With large ecom giants snapping up high-street brands and the exponential growth of online shopping globally, the future – or 2021 at least – is looking positive for ecommerce.
Online spending explodes in China, but will mega-malls lure consumers back to retail stores? Amazon Pantry closes down in favour of something more flexible and curated for online grocery shopping, and we look at how one online food delivery company is preparing for its first multi-billion dollar IPO. Finally, how has Brexit impacted the ecommerce industry now that the UK is officially no longer part of the EU?
- Consumers in China will spend $1.1tn online this year, up from $826.6bn in 2019.
- Deliveroo secures $180m in investment as it prepares for IPO. London company valued at more than $7bn after Covid accelerates food delivery orders.

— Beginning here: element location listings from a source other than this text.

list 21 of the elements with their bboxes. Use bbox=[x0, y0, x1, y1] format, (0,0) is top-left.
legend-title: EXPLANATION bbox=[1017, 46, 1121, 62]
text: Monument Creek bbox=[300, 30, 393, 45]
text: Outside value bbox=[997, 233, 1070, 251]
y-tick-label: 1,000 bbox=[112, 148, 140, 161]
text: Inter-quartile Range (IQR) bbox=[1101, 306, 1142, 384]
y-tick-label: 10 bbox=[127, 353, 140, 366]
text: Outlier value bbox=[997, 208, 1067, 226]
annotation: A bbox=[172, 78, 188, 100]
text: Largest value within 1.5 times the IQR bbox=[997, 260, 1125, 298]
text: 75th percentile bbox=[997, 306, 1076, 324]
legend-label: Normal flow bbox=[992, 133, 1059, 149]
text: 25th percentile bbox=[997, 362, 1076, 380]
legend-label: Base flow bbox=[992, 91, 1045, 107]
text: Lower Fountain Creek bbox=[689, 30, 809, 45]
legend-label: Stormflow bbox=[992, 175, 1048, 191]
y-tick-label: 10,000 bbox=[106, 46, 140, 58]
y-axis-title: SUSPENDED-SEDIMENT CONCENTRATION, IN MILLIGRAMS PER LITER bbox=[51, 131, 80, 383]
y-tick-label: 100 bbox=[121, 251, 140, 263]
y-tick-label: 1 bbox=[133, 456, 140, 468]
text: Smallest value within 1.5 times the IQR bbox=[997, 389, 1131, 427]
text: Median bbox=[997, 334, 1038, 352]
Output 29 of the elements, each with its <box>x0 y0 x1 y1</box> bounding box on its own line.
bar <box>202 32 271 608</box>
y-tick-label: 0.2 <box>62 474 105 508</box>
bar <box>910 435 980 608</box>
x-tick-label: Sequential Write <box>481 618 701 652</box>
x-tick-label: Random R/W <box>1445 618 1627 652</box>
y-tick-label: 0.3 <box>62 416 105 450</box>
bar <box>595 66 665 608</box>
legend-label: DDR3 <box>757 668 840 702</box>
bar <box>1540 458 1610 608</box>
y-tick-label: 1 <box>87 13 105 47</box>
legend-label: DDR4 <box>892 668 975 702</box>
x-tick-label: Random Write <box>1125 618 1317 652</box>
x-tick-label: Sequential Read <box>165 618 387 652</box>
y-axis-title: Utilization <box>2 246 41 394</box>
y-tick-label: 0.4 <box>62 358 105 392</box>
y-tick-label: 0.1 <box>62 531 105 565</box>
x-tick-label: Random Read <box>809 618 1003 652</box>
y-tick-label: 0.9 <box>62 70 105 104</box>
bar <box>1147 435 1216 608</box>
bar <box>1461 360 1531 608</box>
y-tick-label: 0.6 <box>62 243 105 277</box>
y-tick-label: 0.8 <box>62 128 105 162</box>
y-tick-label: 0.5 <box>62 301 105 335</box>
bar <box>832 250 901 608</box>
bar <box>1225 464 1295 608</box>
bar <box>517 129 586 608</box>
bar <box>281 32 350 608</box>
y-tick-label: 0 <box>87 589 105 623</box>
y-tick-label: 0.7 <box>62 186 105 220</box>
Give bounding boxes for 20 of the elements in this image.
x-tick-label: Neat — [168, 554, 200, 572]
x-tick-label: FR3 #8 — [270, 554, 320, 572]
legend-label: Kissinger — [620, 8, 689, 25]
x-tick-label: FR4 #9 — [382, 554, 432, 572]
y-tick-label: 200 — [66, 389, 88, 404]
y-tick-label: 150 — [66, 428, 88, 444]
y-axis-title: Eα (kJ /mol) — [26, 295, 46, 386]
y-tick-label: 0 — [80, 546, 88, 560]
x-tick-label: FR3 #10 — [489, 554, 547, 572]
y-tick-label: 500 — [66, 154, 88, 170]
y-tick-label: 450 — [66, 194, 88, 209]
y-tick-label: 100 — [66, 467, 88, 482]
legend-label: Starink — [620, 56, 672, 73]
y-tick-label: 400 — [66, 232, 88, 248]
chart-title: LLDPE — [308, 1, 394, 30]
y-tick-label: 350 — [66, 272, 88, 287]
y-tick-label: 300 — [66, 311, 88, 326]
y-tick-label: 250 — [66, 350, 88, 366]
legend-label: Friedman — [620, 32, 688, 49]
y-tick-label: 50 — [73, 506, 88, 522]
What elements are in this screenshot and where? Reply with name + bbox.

- Amazon Pantry is being discontinued as Amazon consolidates its grocery delivery services.
- Retailers are facing ‘perfect storm’ complications, including delivery suspensions and unexpected Brexit duties, but are there new opportunities to be had?

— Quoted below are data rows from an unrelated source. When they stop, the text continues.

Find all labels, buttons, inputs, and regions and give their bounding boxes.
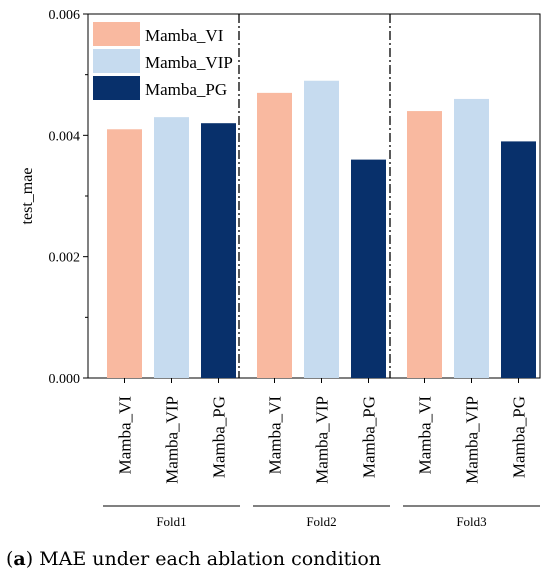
fold-separators bbox=[238, 14, 391, 378]
x-tick-label: Mamba_PG bbox=[510, 396, 529, 478]
legend-swatch bbox=[93, 22, 140, 46]
legend-swatch bbox=[93, 76, 140, 100]
x-tick-label: Mamba_PG bbox=[210, 396, 229, 478]
group-label: Fold2 bbox=[306, 514, 336, 529]
bar-fold2-mamba-pg bbox=[351, 159, 386, 378]
y-axis-label: test_mae bbox=[19, 168, 36, 225]
legend-label: Mamba_VI bbox=[145, 26, 224, 45]
y-tick-label: 0.006 bbox=[49, 8, 81, 23]
group-label: Fold1 bbox=[156, 514, 186, 529]
bar-fold1-mamba-vi bbox=[107, 129, 142, 378]
x-tick-label: Mamba_VIP bbox=[463, 396, 482, 484]
x-tick-label: Mamba_VIP bbox=[313, 396, 332, 484]
bars bbox=[107, 80, 536, 379]
x-tick-label: Mamba_VIP bbox=[163, 396, 182, 484]
y-tick-label: 0.000 bbox=[49, 372, 81, 387]
y-tick-label: 0.004 bbox=[49, 129, 81, 144]
bar-fold3-mamba-pg bbox=[501, 141, 536, 378]
bar-fold2-mamba-vip bbox=[304, 80, 339, 378]
x-axis: Mamba_VI Mamba_VIP Mamba_PG Fold1 Mamba_VI Ma… bbox=[103, 378, 540, 529]
x-tick-label: Mamba_PG bbox=[360, 396, 379, 478]
bar-fold3-mamba-vi bbox=[407, 111, 442, 379]
caption-label: a bbox=[13, 548, 26, 570]
x-tick-label: Mamba_VI bbox=[116, 396, 135, 475]
bar-fold3-mamba-vip bbox=[454, 98, 489, 378]
legend: Mamba_VI Mamba_VIP Mamba_PG bbox=[93, 22, 233, 100]
y-axis: 0.000 0.002 0.004 0.006 bbox=[49, 8, 88, 387]
legend-label: Mamba_PG bbox=[145, 80, 227, 99]
bar-fold1-mamba-vip bbox=[154, 117, 189, 378]
legend-swatch bbox=[93, 49, 140, 73]
legend-label: Mamba_VIP bbox=[145, 53, 233, 72]
caption-text: MAE under each ablation condition bbox=[39, 548, 382, 570]
x-tick-label: Mamba_VI bbox=[416, 396, 435, 475]
group-label: Fold3 bbox=[456, 514, 486, 529]
bar-fold1-mamba-pg bbox=[201, 123, 236, 378]
bar-fold2-mamba-vi bbox=[257, 92, 292, 378]
x-tick-label: Mamba_VI bbox=[266, 396, 285, 475]
y-tick-label: 0.002 bbox=[49, 251, 81, 266]
figure-caption: (a) MAE under each ablation condition bbox=[6, 548, 382, 570]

- Ecommerce giant Boohoo Group has bought the Debenhams brand and website for £55m.
China has the largest online ecom population, with 710 million people shopping digitally
With a population of 1.4 billion and 710 million people shopping online, China is accountable for 83.6% of the retail ecommerce market in 2020 and is set to spend $1.1tn online this year, up from $826.6bn in 2019, driven by Amazon competitors: Alibaba Group, JD.com, and Pinduoduo.
In 2020, Chinese online shoppers increased the frequency and amount of their online shopping and despite the pandemic, the Chinese luxury market saw an increase of 48% to $52bn, and is set to become the largest luxury apparel market worldwide by 2025. As restrictions ease, will we see that growth slow as consumers return to shopping offline?
Deliveroo has secured another £132m of funding from shareholders
Now valued at over $7bn, the London-based company is set to use the recent investment on “new tech tools to support restaurants and extend choice for customers,” said Will Shu, Deliveroo’s founder and chief executive, as it prepares for an IPO later this year.
After the first lockdown forced restaurants to close, online delivery orders exploded and accelerated consumer adoption of food delivery services by about two to three years, with order volumes in the UK and Ireland doubling overall compared to 2019.
Deliveroo competitor Just Eat said UK delivery orders had jumped 400% in the final three months of 2020 as further lockdown restrictions kept people at home. Will consumers keep ordering food online in 2021 or will they return to dining out?
Amazon Pantry is being discontinued as Amazon consolidates its grocery delivery services
Originally known as Prime Pantry and launched in 2014, Amazon has announced it will be discontinuing Amazon Pantry, and will instead sell household goods and pantry items alongside other Amazon products on the main ecommerce website.
The original idea for Amazon Pantry was to make it easier to stock up on everyday products that would otherwise be bulky or expensive to ship. Amazon Pantry charged customers a flat $5.99 shipping fee per box of groceries, which could be filled with up to 20 kilos of products.
Despite the removal of Amazon Pantry, the ecommerce giant’s grocery delivery ambitions are stronger than ever, with Amazon now owning Whole Foods and new Amazon Fresh branded stores being rolled out.
Boohoo Group has bought the Debenhams brand and ecommerce website for £55m
The deal, which only cements retail’s shift from bricks to clicks, was financed through the ecommerce giant Boohoo Group’s existing cash balance, and includes the department stores’ own brands but excludes its 124 stores and stock, which will be sold through clearance sales.
The Debenhams website will relaunch on the Boohoo Group’s ecommerce platform in early spring 2021 and Debenhams stores will continue to operate to clear stock, once retail is allowed to reopen.
Boohoo Group said it intends to relaunch the Debenhams website to create one of the UK’s largest online marketplaces across fashion, beauty, sport, and homeware.
Brexit causes issues for retailers but may bring access to new markets and opportunities
Slightly overshadowed by national lockdowns, Brexit officially started on January 1st, meaning all exports from the UK to the EU are now subject to customer border checks, increased documentation, and import VAT meaning increased costs for ecommerce retailers.
The global pandemic has only added to the perfect storm with delays of stock delivery thanks to disrupted shipping schedules and a displacement of containers around the world.
A growing number of ecom retailers, including John Lewis, have now suspended customer deliveries into the EU as couriers such as DPD suspend services and brands work to establish new complex processes to counterbalance huge delays and backlogs in the shipping and imports. However, will we see new markets open up in 2021 to compensate for these issues?